Yıllardır araba kullanma korkusu nedeniyle bir ehliyet
sahibi olamamanın eksikliğini bu ülkede daha fazla hissettim. Öncelikle araçlar
son derece ağır seyrediyor ve herkes kurallara uyma noktasında azami gayret
gösteriyor. Yollar geniş ve düzenli ve nadiren trafik ve park yeri bulamama
gibi bir sorunla karşılaşıyorsunuz. Yani özel araç ile ulaşım son derece rahat,
özellikle bayanlar için. Trafik ışıklarına uyma konusunda ve yayaya öncelik
verme noktasında son derece hassaslar. Hatta bazen kırmızı ışık yansa da dursak
dercesine ağır seyreden araçlar eğer aceleniz varsa sinirlenmenize neden
olabiliyor. Eee burası acele etmeyen insanların ülkesi. Bir yabancının
öğrendiği ilk kelimelerden biri “polahko”(yavaş) oluyor bu yüzden.

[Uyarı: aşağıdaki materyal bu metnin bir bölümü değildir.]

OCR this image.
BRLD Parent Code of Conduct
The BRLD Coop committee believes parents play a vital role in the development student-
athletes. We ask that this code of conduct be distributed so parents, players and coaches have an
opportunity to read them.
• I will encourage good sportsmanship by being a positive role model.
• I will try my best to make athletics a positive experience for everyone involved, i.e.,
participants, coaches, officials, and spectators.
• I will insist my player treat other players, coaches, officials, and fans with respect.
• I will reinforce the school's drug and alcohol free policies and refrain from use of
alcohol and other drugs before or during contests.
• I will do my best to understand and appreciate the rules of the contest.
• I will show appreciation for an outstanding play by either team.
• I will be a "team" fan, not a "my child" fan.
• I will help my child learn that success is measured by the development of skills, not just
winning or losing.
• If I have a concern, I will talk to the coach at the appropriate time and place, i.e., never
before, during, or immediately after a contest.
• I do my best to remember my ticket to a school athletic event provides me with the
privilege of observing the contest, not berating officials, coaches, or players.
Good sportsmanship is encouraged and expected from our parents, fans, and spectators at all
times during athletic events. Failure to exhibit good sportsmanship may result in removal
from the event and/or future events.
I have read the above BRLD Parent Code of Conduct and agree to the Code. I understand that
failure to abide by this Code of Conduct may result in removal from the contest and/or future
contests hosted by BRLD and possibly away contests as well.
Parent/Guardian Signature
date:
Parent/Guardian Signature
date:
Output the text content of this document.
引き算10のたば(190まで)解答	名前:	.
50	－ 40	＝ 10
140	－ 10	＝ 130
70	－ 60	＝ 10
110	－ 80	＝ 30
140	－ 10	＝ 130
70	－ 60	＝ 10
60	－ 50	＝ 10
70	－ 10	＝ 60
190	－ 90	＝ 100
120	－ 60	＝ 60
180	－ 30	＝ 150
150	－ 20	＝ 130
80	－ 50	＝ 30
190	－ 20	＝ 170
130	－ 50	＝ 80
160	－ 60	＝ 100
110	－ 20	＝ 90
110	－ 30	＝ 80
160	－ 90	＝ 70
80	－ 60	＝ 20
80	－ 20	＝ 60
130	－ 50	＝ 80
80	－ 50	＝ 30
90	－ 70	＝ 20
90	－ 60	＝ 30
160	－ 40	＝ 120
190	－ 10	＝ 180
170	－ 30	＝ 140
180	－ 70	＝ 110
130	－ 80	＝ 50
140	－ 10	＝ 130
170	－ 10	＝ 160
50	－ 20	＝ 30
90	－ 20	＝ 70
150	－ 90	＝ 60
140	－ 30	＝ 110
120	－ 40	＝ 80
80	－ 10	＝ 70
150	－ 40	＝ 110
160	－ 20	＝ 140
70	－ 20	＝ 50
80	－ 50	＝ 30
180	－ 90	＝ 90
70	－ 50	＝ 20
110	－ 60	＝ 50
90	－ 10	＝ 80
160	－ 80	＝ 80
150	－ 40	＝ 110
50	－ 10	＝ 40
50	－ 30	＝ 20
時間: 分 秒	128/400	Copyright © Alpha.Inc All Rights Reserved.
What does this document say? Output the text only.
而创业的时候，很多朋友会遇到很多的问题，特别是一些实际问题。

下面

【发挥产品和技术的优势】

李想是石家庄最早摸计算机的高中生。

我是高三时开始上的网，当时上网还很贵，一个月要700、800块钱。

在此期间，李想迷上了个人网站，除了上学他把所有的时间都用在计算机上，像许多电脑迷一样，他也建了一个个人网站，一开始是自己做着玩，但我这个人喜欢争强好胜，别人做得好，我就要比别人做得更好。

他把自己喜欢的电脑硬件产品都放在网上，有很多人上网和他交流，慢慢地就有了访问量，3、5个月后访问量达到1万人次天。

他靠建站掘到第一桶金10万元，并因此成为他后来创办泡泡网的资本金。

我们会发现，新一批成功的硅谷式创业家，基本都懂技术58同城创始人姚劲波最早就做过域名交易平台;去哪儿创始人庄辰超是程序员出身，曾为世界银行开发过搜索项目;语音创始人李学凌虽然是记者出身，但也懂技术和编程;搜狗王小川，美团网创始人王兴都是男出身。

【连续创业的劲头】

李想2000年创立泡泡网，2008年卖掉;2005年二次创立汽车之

Ancak ehliyet veya özel araç yoksa, toplu taşıma da bir
alternatif. Son derece eski tramvay ve troleybüsler sık aralıklarla hizmet
veriyor. Buna karşın ulaşım ciddi anlamda pahalı. (Öğrenci veya 60 yaş üzeri değilseniz) Ya
aylık kartlar taşıyorsunuz veya her defasında duraklarda satılan biletlerden
alıyorsunuz. Veyahut hiçbir şey almadan binip seyahat ediyorsunuz ama kontrolcülere yakalanmamalısınız. Elbette dürüst ve prensip sahibi insanlar
için bilet almaksızın seyahat etmek bir seçenek değil, ancak hayat pahalılığı
ve kontrolün olmayışı insanları bu suça ve günaha davet ediyor.
Toplu taşıma araçlarında güzel muhabbetler
başlatabiliyorsunuz. Çoğunlukla yaşlı olan yolcular yabancılara gülümsemeyi ve
ilgiyle bakmayı ihmal etmiyor. Özellikle İbrahim’in çok popüler olduğunu
söyleyebilirim, bir şekilde yanına oturtmak isteyen, sorular soran, şakalar
yapan çok insana rastlıyoruz.
Sizce de bu ülkede yürünmez mi? |
Şehirlerarası seyahat etmedikten sonra, şehir içinde
taksiler de iyi bir alternatif. Türkiye’ye kıyasla yakıt ucuz olduğundan taksi
fiyatları da daha uygun. Birkaç kişi seyahat etmek istendiğinde taksi toplu
ulaşımdan çok daha ucuza geliyor.
Peki yürümek? İşte benim tercihim hava şartları müsaitse hep
yürümekten yana. Yağmur ve rüzgar yoksa hava ne kadar sıcak olursa olsun
yürünür, çünkü ağaçlar sayesinde her yerde bir gölge bulunuyor. Üstelik çeşit
çeşit ağacın ve geniş caddelerin keyfini de ancak yürüyerek çıkarabiliyorum.
Kimsenin toplamadığı ıhlamurlar, erikler, kirazlar, malta erikleri benim için büyük
bir nimet. Bizde olsa her bir meyve ağacının dalları kırılmış zavallı ağaç
dünyaya ağaç olarak geldiğine pişman olmuştu. Burada kimsenin doğaya zarar
vermek istememesini takdir ediyorum.